Robotoff comes here to the rescue, as it might have found some eligible products. On 13 dec 2020 there were no remaining questions on Robotoff.

Interlopers

Are all the products in the Olive oils category indeed olive oils. We need to find the products that are not olive oils (the interlopers).

Number of ingredients

A first check is to look at the number of ingredients. And it turns out that are some products that seem wrongly classified.

 

Note that of the 6118 products only 1967 seem to have ingredients defined.

Not sure how I can list the products with more than 1 ingredient.

Another way to fin interlopers is by loooking for strange nutritional values, but that can also be due to wrongly entered data.

Data quality

Fat percentage

A next step to correct wrong nutritional data, starting by looking at the fat percentage.

 

There are 6 products with more than 100% fat, so lets correct those first. It easier to list those with a query and correct them.


For these products the wrong data has been added. One product had a fat content of 101g though.
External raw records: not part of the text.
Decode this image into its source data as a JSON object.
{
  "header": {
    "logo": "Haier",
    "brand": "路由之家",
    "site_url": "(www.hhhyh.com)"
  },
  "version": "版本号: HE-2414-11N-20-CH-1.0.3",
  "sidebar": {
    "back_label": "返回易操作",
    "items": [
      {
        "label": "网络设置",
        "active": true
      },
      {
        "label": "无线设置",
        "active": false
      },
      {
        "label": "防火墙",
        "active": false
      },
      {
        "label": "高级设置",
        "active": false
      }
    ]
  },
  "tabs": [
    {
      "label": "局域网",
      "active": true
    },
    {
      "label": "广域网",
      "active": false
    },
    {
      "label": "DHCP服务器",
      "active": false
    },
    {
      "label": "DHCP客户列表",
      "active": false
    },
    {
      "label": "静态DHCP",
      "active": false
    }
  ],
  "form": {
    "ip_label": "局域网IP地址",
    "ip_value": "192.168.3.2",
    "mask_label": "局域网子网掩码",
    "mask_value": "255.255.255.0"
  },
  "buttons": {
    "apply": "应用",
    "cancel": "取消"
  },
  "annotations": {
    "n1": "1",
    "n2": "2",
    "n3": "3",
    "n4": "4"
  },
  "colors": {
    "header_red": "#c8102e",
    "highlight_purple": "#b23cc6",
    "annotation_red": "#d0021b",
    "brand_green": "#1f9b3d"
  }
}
Now we can graph the fat content again. Now we see we have an issue with products with a fat percentage that is much to low. So next edit round.

 

I repaired the following errors:

  • wrong classifications
  • mixup between per serving and per 100g data
  • all nutritional values set to 0

Conclusions

New categories

By looking more closely at all the products we can identify other categories. Only if there are a lot of products in each category or if the nutritional values deviate to much, it is worthwhile to create these new products

  • pure olive oils: the current olive oils category should be renamed to pure olive oils to indicate that these products contain only one ingredient. This helps also to distinguish from the other olive oils.
  • olive oil sprays for olive oil contain other ingredients to make it sprayable. As the serving is only 0.25g, the nutritional values per serving are all zero (thanks to rounding).
  • enhanced olive oils: these olive oils have added vitamins for children(?)
  • flavoured olive oils: these olive oils have added flavours (garlic, etc.)

Canonical fat percentages

Many products use, what seems as, standard canonical values for nutritional values. Looking at the other products these seem not to reflect the real product.